Possuído pela energia de todo o povo brasileiro, o “Mão Forte” conseguiu colocar o vaidoso rival contra as grades e acertou uma sequência poderosíssima de socos para fazer jus a seu nome e nocautear Adesanya. O deus-rei havia sido destronado e o enviado de Tupã era o novo campeão do peso médio do UFC.

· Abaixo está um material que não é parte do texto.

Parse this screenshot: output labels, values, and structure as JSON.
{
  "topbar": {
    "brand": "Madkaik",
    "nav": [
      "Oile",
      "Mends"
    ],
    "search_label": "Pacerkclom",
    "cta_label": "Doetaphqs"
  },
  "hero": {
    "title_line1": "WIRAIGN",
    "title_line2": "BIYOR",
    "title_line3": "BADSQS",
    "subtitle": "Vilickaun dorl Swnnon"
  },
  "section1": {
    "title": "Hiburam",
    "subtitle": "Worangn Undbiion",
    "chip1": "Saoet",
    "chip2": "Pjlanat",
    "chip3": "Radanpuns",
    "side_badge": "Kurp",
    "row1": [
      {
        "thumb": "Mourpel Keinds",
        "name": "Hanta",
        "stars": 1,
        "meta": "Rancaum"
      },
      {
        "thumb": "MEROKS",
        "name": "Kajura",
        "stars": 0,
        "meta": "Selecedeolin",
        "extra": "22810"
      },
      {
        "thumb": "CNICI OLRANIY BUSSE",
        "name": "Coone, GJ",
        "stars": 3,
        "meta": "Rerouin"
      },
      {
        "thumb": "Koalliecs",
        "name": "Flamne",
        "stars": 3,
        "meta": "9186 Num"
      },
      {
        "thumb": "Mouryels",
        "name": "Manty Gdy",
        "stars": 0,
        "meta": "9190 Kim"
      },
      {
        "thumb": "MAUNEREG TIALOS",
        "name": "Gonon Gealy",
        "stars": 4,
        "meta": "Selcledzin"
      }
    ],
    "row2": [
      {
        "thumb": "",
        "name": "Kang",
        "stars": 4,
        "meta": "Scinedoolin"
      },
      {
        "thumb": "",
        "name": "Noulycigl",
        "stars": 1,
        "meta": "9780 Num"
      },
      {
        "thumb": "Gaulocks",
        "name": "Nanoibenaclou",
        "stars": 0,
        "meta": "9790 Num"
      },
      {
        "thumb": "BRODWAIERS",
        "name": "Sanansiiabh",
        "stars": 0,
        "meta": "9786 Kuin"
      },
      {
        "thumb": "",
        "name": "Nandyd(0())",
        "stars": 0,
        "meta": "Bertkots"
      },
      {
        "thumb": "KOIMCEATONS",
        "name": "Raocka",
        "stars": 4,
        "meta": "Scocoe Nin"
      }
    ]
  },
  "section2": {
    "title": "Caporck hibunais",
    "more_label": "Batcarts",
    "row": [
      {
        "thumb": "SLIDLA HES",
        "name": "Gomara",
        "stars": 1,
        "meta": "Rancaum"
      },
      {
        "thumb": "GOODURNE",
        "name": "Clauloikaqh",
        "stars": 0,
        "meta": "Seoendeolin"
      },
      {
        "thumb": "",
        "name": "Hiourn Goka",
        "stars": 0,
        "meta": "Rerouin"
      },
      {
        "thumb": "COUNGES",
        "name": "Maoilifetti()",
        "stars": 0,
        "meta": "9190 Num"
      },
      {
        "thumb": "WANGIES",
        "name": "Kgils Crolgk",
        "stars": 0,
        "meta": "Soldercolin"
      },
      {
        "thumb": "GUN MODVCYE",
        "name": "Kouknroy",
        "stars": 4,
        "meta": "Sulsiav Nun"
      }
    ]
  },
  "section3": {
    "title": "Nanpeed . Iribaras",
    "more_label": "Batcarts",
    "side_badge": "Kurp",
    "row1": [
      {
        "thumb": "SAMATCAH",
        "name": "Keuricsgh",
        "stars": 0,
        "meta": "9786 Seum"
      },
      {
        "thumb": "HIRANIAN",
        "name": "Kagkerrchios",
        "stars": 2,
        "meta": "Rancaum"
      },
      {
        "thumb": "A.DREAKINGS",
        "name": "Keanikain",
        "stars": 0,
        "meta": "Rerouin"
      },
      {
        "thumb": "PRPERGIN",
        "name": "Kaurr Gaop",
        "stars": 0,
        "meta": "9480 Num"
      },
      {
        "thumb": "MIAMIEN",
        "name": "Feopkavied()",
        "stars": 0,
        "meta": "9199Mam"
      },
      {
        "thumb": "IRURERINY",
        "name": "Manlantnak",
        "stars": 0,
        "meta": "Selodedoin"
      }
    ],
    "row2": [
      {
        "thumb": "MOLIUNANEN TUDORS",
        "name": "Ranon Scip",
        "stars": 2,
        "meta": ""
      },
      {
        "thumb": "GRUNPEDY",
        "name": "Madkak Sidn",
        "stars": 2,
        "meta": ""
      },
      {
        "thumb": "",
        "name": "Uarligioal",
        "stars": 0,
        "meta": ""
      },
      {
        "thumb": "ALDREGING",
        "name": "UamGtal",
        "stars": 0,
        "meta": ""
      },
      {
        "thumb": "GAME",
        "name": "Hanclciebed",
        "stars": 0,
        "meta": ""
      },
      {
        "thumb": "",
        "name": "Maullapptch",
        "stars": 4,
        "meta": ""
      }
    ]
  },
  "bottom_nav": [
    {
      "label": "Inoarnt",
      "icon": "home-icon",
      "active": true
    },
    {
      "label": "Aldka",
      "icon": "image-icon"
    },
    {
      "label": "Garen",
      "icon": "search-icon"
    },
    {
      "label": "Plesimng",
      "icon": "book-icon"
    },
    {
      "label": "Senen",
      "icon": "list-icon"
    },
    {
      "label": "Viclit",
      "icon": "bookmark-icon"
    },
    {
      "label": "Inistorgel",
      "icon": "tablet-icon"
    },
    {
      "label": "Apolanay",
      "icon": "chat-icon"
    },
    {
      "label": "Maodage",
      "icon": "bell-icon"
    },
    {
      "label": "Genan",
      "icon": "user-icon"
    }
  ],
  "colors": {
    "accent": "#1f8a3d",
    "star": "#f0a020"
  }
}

O que se viu foi uma celebração em todo o Brasil, do Oiapoque ao Chuí. Mesmo entre os rufares de tambores contagiados pela alegria da conquista, as estrelas nos dizem que esse não será o último feito do guerreiro Poatan. Novos desafios se seguirão, mas essas são histórias para uma outra ocasião…
* Mauro Ellovitch é promotor de Justiça, faixa-preta de Jiu-Jitsu e autor do livro “Sangue, Suor & Letras – Crônicas do MMA”.